Una guerra o un terremoto, por citar dos desastres mayores, tienen un “después” de reconstrucción que se alza sobre las ruinas como un pico de moral y de voluntad para superar la desgracia y empezar de nuevo. No hemos padecido ni guerra ni terremoto, pero la fractura emocional y social de Cataluña y los daños en el conjunto de España causados por los secesionistas tienen entidad suficiente para necesitar una reconstrucción.
La primera víctima de los despropósitos del procés hemos sido los propios catalanes, y especialmente los catalanes no causantes de la fractura, que se han visto y sentido marginados y despreciados. Y no obstante, éstos se apuntarían los primeros a la reconstrucción. De un lado y del otro, la rechazarán los que viven políticamente del cuento y del conflicto.
La fractura es honda y los daños, severos, ambos solo los niegan los causantes. Se comprende que lo nieguen, el reconocimiento honesto del mucho mal causado conllevaría un penoso sentimiento de culpa, que desde su pretendida superioridad moral no están dispuestos a admitir. Por eso y porque se necesita tiempo (y medidas) para que empiecen a cicatrizar las heridas, hoy abiertas --en los dos lados resuena con fuerza el vengativo “ni perdón, ni olvido”--, es mejor hablar de reconstrucción que de reconciliación. A ésta podríamos aspirar más tarde, a partir de una reconstrucción razonablemente lograda.
La reconstrucción en realizaciones históricas empezó por ser fundamentalmente material. Esa materialidad en nuestro caso se podría concretar, por ejemplo, en la creación de condiciones que permitan el regreso de sedes sociales de empresas que abandonaron Cataluña, lo que escenificaría una vuelta a la normalidad, y en pactos políticos multilaterales que permitieran atenuar o eliminar algunas de las carencias graves que tanto sufrimiento provocan: listas de espera hospitalarias, dependencia… (corresponde a los políticos establecer la lista).
Otro esfuerzo por parte de todos, que coadyuvaría a la reconstrucción --siendo ya en sí misma una--, es rebajar la tensión retórica y tender a la recuperación del rigor en el lenguaje. En este punto, los causantes de la fractura deberían mostrarse especialmente bien dispuestos: sus palabras altisonantes, insidiosas o directamente ofensivas, aunque sean hueras e infundadas, resultan demoledoras de la convivencia, provocan un desgarro continuo.
Para sentar las bases de la reconstrucción servirían gestos elementales. Se podría aceptar que los causantes (de buena fe) obraron impulsados por una sincera preocupación por el futuro de la identidad de Cataluña ante el fenómeno abrasivo de la globalización, y ellos aceptar que se puede proteger lo que representa Cataluña de otra manera y por otros medios.

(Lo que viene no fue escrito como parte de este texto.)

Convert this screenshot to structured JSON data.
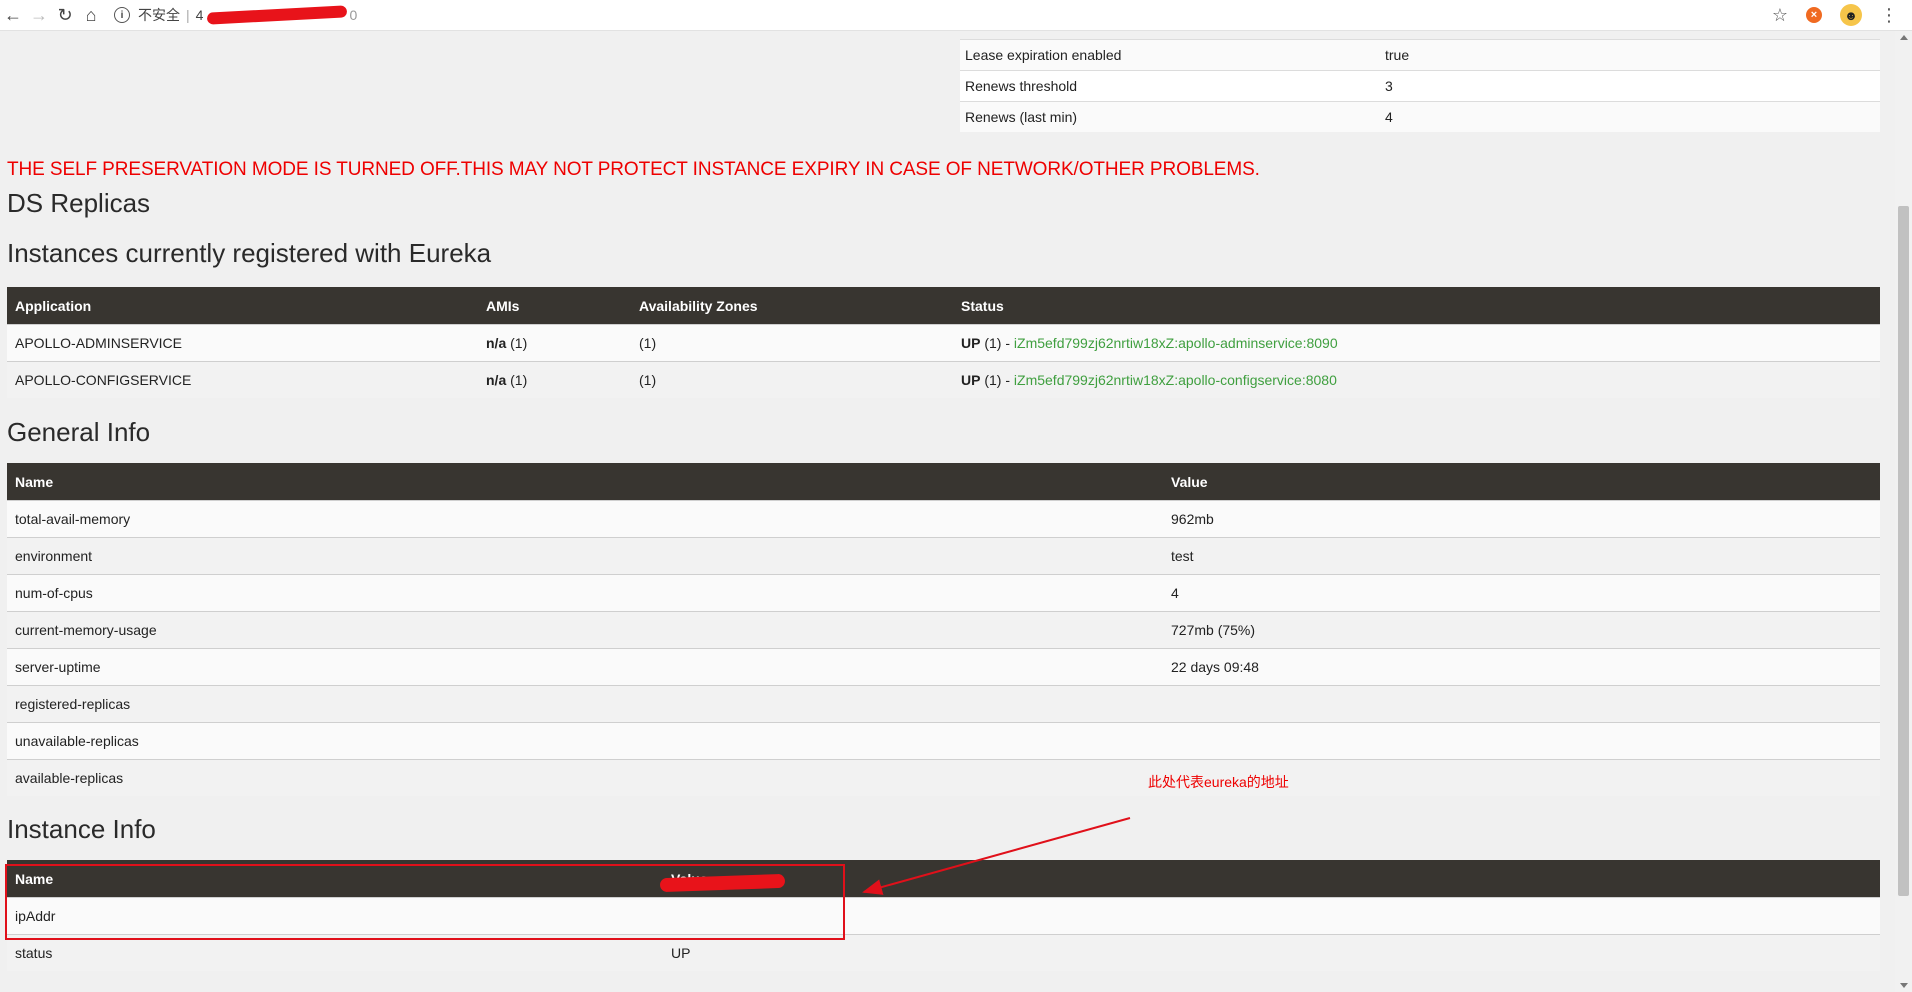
{
  "browser": {
    "security_label": "不安全",
    "url_prefix": "4",
    "url_suffix": "0"
  },
  "lease": {
    "rows": [
      {
        "name": "Lease expiration enabled",
        "value": "true"
      },
      {
        "name": "Renews threshold",
        "value": "3"
      },
      {
        "name": "Renews (last min)",
        "value": "4"
      }
    ]
  },
  "warning": "THE SELF PRESERVATION MODE IS TURNED OFF.THIS MAY NOT PROTECT INSTANCE EXPIRY IN CASE OF NETWORK/OTHER PROBLEMS.",
  "headings": {
    "ds_replicas": "DS Replicas",
    "instances": "Instances currently registered with Eureka",
    "general_info": "General Info",
    "instance_info": "Instance Info"
  },
  "instances": {
    "columns": [
      "Application",
      "AMIs",
      "Availability Zones",
      "Status"
    ],
    "rows": [
      {
        "app": "APOLLO-ADMINSERVICE",
        "ami_bold": "n/a",
        "ami_count": " (1)",
        "zones": "(1)",
        "status_bold": "UP",
        "status_count": " (1) - ",
        "link": "iZm5efd799zj62nrtiw18xZ:apollo-adminservice:8090"
      },
      {
        "app": "APOLLO-CONFIGSERVICE",
        "ami_bold": "n/a",
        "ami_count": " (1)",
        "zones": "(1)",
        "status_bold": "UP",
        "status_count": " (1) - ",
        "link": "iZm5efd799zj62nrtiw18xZ:apollo-configservice:8080"
      }
    ]
  },
  "general": {
    "columns": [
      "Name",
      "Value"
    ],
    "rows": [
      {
        "name": "total-avail-memory",
        "value": "962mb"
      },
      {
        "name": "environment",
        "value": "test"
      },
      {
        "name": "num-of-cpus",
        "value": "4"
      },
      {
        "name": "current-memory-usage",
        "value": "727mb (75%)"
      },
      {
        "name": "server-uptime",
        "value": "22 days 09:48"
      },
      {
        "name": "registered-replicas",
        "value": ""
      },
      {
        "name": "unavailable-replicas",
        "value": ""
      },
      {
        "name": "available-replicas",
        "value": ""
      }
    ]
  },
  "instance_info": {
    "columns": [
      "Name",
      "Value"
    ],
    "rows": [
      {
        "name": "ipAddr",
        "value": ""
      },
      {
        "name": "status",
        "value": "UP"
      }
    ]
  },
  "annotation": "此处代表eureka的地址",
  "colors": {
    "warning": "#ee0000",
    "table_header": "#383530",
    "link": "#3f9f3f",
    "annotation": "#ee0000"
  }
}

Ante lo que estaba ocurriendo en Cataluña hubo ignorancia o indiferencia y torpeza política desde muchos ámbitos. Hubo también una reacción desabrida; no del Estado, que cumplió con su obligación de hacer respetar la Constitución, sino por parte de ciertos partidos, personajes y medios de comunicación. Se pasó de un almibarado elogio de Cataluña a jalear el indiscriminado “a por ellos”. Las distintas formas reactivas de catalanofobia han cebado el procés.
Seamos conscientes que si ni siquiera un intento de reconstrucción fuera posible, la fractura se ahondará aún más y todos seremos responsables y, a la vez, perdedores. En la reconstrucción no hay equidistancia de nadie, sino una necesidad de todos.